The Way Car |
JULY 1999
There was a time when merchandise or package freight, today consigned to highway trucks and couriers, was hauled by the railways. Local freight trains serving each line, typically six days a week, were known as "way freights". Any shipments in these trains not requiring a full car, or "less-than-carload", were handled in boxcars designated by the railways as merchandise cars. These cars worked among the freight sheds and transfer platforms in a pool. In any way freight, there would have been one to half a dozen or more merchandise cars.
Unless the way freight was hauling livestock, the merchandise cars were spotted immediately behind the locomotive to facilitate removal from a train. Railways were mindful of the need to expedite the lucrative package freight, and these cars would be the first ones removed from a local or manifest train upon arriving at a yard. A list of the merchandise cars on a train would be wired ahead in advance of the train's arrival, so the yard crews could switch out the "shed cars" before the time-consuming inspection of the train and preparation of a switch list.
Merchandise cars in a way freight were organized at the originating freight shed. "Straight cars", destined for stations along the line commanding enough business in a day to warrant a separate car, would be left at the designated freight sheds. One or more boxcars were "way cars", to be worked en route. At the various stations on the way freight's run, the "tail end crew", consisting of two brakemen and the conductor, handled any package freight in the way car, loading and unloading shipments. In later years, local contract delivery trucks met the way freights at the stations to bypass the freight shed altogether.
Package freight business on North America's railways reached a peak in the 1920s, after which a long and gradual decline ensued. By the mid-1960s, highways and line abandonments had eroded the vast rail infrastructure to the point where less-than-carload business was an impracticable and losing proposition. One by one, the freight sheds and transfer platforms fell into ruin, and the fleets of merchandise cars were dissolved.
Happily, the merchandise car circuit and its associated operations can be replicated in miniature on our time machines known as model railways. With the movement in recent years toward prototype modelling and realistic operation (embodied by time table and train orders), it is time to give the less-than-carload system a fresh look. Typical car forwarding systems or card operation for carload traffic must be modified somewhat for the movement of merchandise cars, which should be treated separately. A designated pool of boxcars should be established, which would include about 25% foreign car content.

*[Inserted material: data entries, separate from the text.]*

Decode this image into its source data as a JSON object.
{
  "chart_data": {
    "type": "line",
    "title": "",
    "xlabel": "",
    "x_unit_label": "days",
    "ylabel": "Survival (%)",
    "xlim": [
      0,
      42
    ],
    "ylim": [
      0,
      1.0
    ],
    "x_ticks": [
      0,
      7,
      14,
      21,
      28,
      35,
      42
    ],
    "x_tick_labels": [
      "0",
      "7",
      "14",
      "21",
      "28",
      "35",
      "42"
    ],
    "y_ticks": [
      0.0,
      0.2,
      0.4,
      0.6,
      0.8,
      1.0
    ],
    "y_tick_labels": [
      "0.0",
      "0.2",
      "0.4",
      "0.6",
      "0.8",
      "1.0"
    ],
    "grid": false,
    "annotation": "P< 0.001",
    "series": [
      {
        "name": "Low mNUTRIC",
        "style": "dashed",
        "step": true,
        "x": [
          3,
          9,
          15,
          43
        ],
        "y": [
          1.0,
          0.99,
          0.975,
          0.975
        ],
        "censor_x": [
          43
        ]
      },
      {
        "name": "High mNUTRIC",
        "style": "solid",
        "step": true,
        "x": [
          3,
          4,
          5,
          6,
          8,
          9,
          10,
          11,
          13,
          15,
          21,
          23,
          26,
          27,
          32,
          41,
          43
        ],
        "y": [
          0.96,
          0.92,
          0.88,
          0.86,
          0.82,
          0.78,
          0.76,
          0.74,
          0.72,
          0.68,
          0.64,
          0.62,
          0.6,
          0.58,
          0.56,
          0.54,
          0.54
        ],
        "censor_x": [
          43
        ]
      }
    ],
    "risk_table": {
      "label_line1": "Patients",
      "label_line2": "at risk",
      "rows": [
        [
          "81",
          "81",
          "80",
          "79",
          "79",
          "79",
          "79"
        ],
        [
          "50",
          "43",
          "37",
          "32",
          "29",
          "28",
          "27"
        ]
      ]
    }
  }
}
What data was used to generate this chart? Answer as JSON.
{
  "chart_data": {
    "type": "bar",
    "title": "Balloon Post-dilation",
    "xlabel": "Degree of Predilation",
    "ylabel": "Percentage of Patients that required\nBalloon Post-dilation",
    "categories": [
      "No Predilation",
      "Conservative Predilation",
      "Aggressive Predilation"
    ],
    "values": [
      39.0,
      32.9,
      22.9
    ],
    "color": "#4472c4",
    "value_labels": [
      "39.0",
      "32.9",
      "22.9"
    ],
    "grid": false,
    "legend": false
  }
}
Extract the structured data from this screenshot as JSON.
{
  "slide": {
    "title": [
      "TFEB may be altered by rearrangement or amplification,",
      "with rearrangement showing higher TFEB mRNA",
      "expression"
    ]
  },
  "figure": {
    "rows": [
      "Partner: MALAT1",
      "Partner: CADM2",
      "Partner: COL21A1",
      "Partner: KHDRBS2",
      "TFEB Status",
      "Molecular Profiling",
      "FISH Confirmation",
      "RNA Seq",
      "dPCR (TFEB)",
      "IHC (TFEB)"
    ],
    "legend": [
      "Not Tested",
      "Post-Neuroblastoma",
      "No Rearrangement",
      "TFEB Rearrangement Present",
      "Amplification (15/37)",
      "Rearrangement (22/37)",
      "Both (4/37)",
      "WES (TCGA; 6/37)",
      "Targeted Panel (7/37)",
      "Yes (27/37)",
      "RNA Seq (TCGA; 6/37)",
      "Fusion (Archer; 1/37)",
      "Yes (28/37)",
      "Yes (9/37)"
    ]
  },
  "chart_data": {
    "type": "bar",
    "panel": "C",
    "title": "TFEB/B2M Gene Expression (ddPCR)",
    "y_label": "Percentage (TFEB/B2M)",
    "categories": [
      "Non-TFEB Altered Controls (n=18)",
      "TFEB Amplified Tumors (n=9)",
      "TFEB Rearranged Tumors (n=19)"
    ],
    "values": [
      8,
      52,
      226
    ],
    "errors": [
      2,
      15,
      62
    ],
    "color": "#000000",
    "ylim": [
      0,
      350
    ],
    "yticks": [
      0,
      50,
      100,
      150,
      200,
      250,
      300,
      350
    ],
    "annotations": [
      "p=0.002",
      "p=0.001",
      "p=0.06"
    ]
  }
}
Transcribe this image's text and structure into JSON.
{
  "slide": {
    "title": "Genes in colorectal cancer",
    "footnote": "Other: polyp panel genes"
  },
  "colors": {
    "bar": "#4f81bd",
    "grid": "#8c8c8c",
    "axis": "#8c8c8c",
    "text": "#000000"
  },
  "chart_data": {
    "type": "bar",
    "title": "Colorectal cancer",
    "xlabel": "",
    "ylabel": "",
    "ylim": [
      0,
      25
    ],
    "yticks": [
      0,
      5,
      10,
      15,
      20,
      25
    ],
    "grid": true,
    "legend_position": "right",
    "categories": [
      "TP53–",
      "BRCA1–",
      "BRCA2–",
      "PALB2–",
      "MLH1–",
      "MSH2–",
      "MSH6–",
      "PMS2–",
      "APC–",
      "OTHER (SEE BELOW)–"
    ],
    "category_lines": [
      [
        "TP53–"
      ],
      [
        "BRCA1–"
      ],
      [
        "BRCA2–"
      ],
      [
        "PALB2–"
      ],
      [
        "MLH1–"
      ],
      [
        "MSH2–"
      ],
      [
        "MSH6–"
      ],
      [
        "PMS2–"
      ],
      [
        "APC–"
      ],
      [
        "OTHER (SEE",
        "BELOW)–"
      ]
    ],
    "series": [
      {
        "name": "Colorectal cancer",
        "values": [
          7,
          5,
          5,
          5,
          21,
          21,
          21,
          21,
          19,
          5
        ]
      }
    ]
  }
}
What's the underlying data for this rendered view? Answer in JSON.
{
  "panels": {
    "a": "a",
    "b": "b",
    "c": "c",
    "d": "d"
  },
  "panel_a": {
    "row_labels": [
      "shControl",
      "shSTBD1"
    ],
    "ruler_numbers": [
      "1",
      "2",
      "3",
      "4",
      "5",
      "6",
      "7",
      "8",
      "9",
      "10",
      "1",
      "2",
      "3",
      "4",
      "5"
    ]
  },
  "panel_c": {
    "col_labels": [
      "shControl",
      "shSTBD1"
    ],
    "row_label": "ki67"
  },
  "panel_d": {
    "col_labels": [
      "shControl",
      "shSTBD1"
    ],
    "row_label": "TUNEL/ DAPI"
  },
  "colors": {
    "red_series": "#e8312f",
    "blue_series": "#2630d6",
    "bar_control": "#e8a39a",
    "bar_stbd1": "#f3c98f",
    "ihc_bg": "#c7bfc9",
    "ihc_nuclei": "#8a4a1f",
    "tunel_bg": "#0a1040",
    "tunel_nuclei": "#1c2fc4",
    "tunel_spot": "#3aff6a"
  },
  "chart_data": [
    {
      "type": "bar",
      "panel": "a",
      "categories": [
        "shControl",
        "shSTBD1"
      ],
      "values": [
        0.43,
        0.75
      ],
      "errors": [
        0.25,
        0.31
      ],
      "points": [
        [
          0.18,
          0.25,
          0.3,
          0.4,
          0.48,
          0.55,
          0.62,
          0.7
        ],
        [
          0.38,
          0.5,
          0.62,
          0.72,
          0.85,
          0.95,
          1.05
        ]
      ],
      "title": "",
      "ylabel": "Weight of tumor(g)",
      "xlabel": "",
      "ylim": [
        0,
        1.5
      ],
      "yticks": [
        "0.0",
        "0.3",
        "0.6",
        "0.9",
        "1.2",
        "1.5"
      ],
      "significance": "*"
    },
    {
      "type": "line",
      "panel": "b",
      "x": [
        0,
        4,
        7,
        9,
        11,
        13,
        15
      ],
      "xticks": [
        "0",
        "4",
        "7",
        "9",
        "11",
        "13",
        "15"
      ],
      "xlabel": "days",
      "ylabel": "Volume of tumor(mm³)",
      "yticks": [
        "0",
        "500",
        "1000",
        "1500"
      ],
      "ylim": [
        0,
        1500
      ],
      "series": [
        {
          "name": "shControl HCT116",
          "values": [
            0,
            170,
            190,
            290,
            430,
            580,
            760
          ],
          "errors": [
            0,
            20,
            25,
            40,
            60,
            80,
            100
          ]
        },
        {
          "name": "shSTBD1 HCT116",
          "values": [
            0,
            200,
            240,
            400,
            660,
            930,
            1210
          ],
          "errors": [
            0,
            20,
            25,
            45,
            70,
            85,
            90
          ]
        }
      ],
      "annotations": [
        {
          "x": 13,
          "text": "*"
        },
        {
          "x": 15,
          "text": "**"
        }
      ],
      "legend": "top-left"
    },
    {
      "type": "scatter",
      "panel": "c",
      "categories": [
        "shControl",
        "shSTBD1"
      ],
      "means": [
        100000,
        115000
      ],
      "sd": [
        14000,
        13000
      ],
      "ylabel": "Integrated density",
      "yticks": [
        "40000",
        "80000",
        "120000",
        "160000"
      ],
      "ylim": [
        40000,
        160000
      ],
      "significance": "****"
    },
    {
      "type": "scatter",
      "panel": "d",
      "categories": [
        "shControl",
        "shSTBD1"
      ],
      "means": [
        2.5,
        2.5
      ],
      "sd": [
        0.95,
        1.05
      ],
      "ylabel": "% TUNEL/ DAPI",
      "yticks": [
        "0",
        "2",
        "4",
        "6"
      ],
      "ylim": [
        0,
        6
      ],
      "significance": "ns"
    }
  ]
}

Not only should merchandise cars be cycled among the freight sheds and transfer platforms in a realistic manner, but they should also be handled in the same preferential way as they were on the prototype railways. In addition, when a way freight arrives at a station on a model railway, the way car should be "worked" at the freight shed. Where the shed is accessible from the main line, the car should be spotted at the freight door without uncoupling from the train; in other cases the locomotive should take the way car into the appropriate siding or "shed track". Sufficient time for the miniature tail end crew to perform this activity should be allowed by operators on a model railway.
For a more in-depth discussion of the operation of way cars and merchandise service, please refer to "Palmerston--Lcl Hub for the Bruce" in CN LINES Volume 7 Number 2, or "Palmerston, lcl and the CNR" in the July 1997 issue of Railroad Model Craftsman.